僕達の中学は年功序列を重んじる学校だった。先輩の言うことは絶対だし、先輩が気に入らないと思った後輩はいつもやられていた。そんな学校だった。
そして入学式初日、1年生は先輩からの洗礼をいきなり浴びた。体育館での入学式が終わって、僕は組分けされた1年2組の教室にむかった。そして一通り諸連絡を受け、午前中のホームルームを終えようとしていた。
しかし悲劇は突然起こった。僕達の中学校は各学年5クラスあり、1,2,3組はA棟、4,5組はB棟、そして1年生が一階、2年生が二階、3年生が三階という構図を成していた。ちなみにA棟、B棟は向かい合っており校舎間の距離は25メートル程だった。

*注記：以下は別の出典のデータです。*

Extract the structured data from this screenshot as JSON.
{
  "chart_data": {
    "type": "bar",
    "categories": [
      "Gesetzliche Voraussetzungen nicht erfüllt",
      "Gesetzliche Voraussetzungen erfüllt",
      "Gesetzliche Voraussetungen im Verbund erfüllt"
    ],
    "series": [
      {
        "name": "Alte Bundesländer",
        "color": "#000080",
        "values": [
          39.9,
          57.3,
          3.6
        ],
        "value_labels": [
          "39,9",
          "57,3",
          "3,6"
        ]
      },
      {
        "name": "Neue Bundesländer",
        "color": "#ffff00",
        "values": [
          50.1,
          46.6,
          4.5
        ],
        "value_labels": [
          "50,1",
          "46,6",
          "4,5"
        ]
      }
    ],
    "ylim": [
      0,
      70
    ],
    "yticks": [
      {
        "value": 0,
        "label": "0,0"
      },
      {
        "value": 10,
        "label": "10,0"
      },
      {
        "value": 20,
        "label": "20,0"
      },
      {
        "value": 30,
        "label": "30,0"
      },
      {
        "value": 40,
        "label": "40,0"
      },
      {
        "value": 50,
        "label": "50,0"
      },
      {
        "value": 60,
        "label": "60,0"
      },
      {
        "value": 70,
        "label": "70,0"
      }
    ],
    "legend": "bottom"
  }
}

だが今年は1つ例年と違う所があった。1年生が三階、2年生が二階、3年生が一階という、例年と階の逆転現象が起こったのだ。理由は、3年生が悪すぎて、三階にいると何が落ちてくるか分からないという事らしい。意味が良く分からなった。そしてホームルームが終わろうとしたその時、3年2組A棟一階のたくやさんが、1年2組A棟三階の教室に入ってき、僕たちの担任へ叫びだしたのだ。最初は、よく叫んでる内容が分からなかった。

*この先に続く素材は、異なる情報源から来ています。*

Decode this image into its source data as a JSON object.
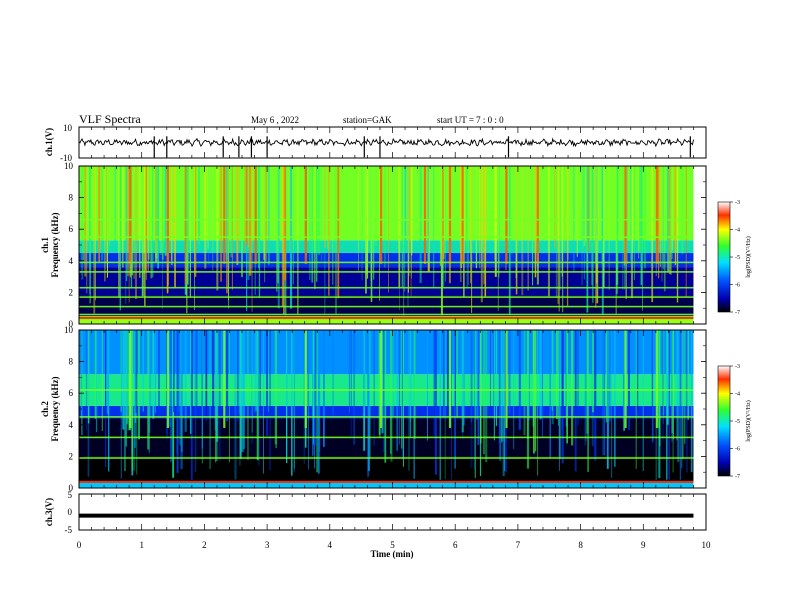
{
  "header": {
    "title": "VLF Spectra",
    "date": "May 6 , 2022",
    "station": "station=GAK",
    "start_ut": "start UT = 7 : 0 : 0"
  },
  "chart_data": [
    {
      "type": "line",
      "name": "ch1-waveform",
      "ylabel": "ch.1(V)",
      "ylim": [
        -10,
        10
      ],
      "ytick_labels": [
        "10",
        "-10"
      ],
      "baseline_v": 0,
      "xlim": [
        0,
        10
      ],
      "data_end_min": 9.8,
      "spike_times_min": [
        1.2,
        1.4,
        2.3,
        2.55,
        2.75,
        3.0,
        4.55,
        4.8,
        6.85,
        9.75
      ]
    },
    {
      "type": "heatmap",
      "name": "ch1-spectrogram",
      "ylabel": "ch.1\nFrequency (kHz)",
      "ylim": [
        0,
        10
      ],
      "ytick_labels": [
        "0",
        "2",
        "4",
        "6",
        "8",
        "10"
      ],
      "xlim": [
        0,
        10
      ],
      "data_end_min": 9.8,
      "colorbar": {
        "label": "log(PSD)(V²/Hz)",
        "range": [
          -7,
          -3
        ],
        "tick_labels": [
          "-3",
          "-4",
          "-5",
          "-6",
          "-7"
        ]
      },
      "bands": [
        {
          "f_range": [
            0,
            0.5
          ],
          "level": -4.8
        },
        {
          "f_range": [
            0.5,
            1.8
          ],
          "level": -6.8
        },
        {
          "f_range": [
            1.8,
            3.6
          ],
          "level": -6.6
        },
        {
          "f_range": [
            3.6,
            4.5
          ],
          "level": -6.2
        },
        {
          "f_range": [
            4.5,
            5.3
          ],
          "level": -5.4
        },
        {
          "f_range": [
            5.3,
            10
          ],
          "level": -4.9
        }
      ],
      "tones_khz": [
        0.3,
        0.6,
        1.1,
        1.7,
        2.3,
        3.3,
        3.9,
        5.5,
        6.6
      ],
      "bursts_min": [
        0.8,
        1.4,
        2.3,
        2.8,
        3.6,
        4.8,
        5.5,
        5.9,
        6.1,
        6.8,
        7.3,
        8.7,
        9.2
      ]
    },
    {
      "type": "heatmap",
      "name": "ch2-spectrogram",
      "ylabel": "ch.2\nFrequency (kHz)",
      "ylim": [
        0,
        10
      ],
      "ytick_labels": [
        "0",
        "2",
        "4",
        "6",
        "8",
        "10"
      ],
      "xlim": [
        0,
        10
      ],
      "data_end_min": 9.8,
      "colorbar": {
        "label": "log(PSD)(V²/Hz)",
        "range": [
          -7,
          -3
        ],
        "tick_labels": [
          "-3",
          "-4",
          "-5",
          "-6",
          "-7"
        ]
      },
      "bands": [
        {
          "f_range": [
            0,
            0.4
          ],
          "level": -5.6
        },
        {
          "f_range": [
            0.4,
            2.0
          ],
          "level": -7.0
        },
        {
          "f_range": [
            2.0,
            4.4
          ],
          "level": -6.9
        },
        {
          "f_range": [
            4.4,
            5.2
          ],
          "level": -6.2
        },
        {
          "f_range": [
            5.2,
            7.2
          ],
          "level": -5.3
        },
        {
          "f_range": [
            7.2,
            10
          ],
          "level": -5.8
        }
      ],
      "tones_khz": [
        0.4,
        1.9,
        3.2,
        4.5,
        6.2
      ],
      "bursts_min": [
        0.8,
        1.4,
        2.3,
        3.6,
        4.8,
        5.9,
        6.8,
        8.7,
        9.2
      ]
    },
    {
      "type": "line",
      "name": "ch3-waveform",
      "ylabel": "ch.3(V)",
      "ylim": [
        -5,
        5
      ],
      "ytick_labels": [
        "5",
        "0",
        "-5"
      ],
      "level_v": -1.0,
      "xlim": [
        0,
        10
      ],
      "data_end_min": 9.8
    }
  ],
  "x_axis": {
    "label": "Time (min)",
    "tick_labels": [
      "0",
      "1",
      "2",
      "3",
      "4",
      "5",
      "6",
      "7",
      "8",
      "9",
      "10"
    ]
  }
}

ただ少しずつ分かってきた。整理すればこういう事だ。『何で3年生が一階で、1年生が三階なのか?』。今、当時のたくやさんの気持ちを鑑みると2年間先輩に屈し続けた俺たちがなぜ一階で、冷や飯を食った事もない1年生が三階なのか?という事だったのだろう。

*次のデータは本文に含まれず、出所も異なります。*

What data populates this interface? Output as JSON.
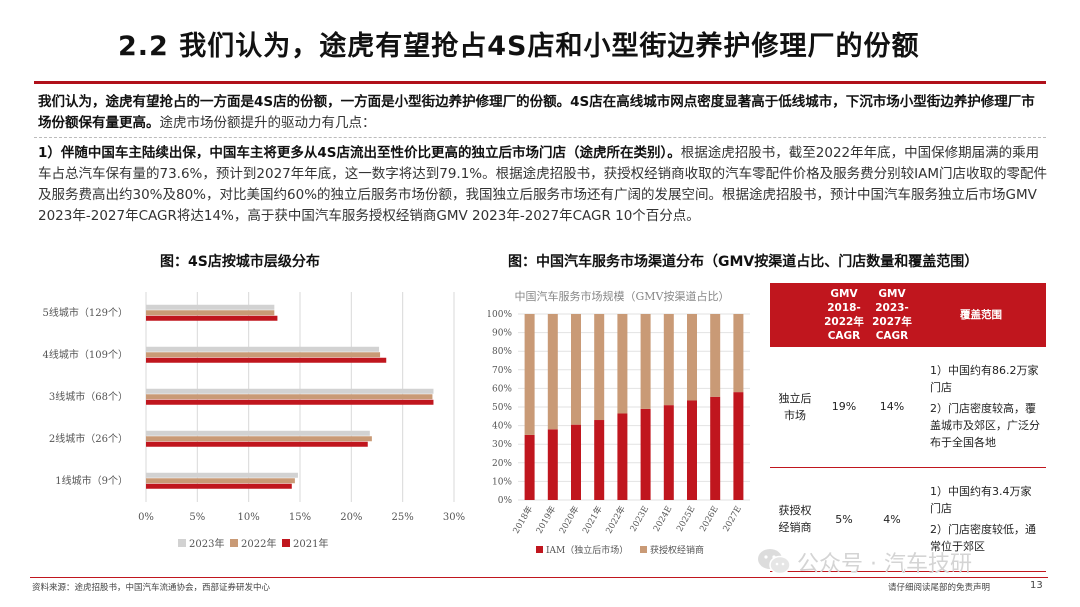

これを聞いて、は?と思うだろうか。それは皆様が普通の中学生だったことを意味するのではないだろうか。後々分かる事だが、僕達の中学校は本当にひどい学校だった。今思うと、たくやさんの気持ちも7%くらいは理解できる。しかし入学式当日の半日しか過ごしていない僕達には、当時は到底何が起きているのが分からず、キョトン👀とたくやさんを見ていた。するとたくやさんは、「何見とんじゃおどれらぼけ」と僕達に怒号を発した。そして一通り叫んだ後、「おどれらは3年の偉さを分かってない。これが3年の生き様じゃよう見とけ。」と言って1年2組A棟三階の教室を超高速で横切り、窓から地面に飛び降りたのだ。
僕はその光景を今でも鮮明に覚えている。そして三階約7メートルの高さから地面(少し芝生)をめがけて飛んだたくやさんは、身体を少しずつ捻りながら地面に吸い寄せられていった。そして次の瞬間、ドフッと鈍い音が鳴り響いたのだ。
女の子達はキャー😭と悲鳴をあげた。しかし僕は見逃さなかった。たくやさんが身体を捻りながら落下し、着地時に受け身をとった姿を。
そう、まるで刃牙の五点着地(五点接地転回法)を彷彿とさせる着地だったのだ。
そして落下後コンマ数秒を経て、たくやさんは3年2組A棟一階の教室にトコトコと帰っていったのだ。
担任の先生は僕たちにこう告げた。たくやは、柔道部やからね。みんなは真似しないようにね、と。
「できるか!!!」
後々分かった事だが僕達の中学校が3年生を三階にしたくなかったのは、たくやさんが窓から飛ぶのを後輩達が真似すると思ったからだそうだ。
「できるか!!!」
たくやさんは今、地元でパルクールを子供たちに教えているそうだ。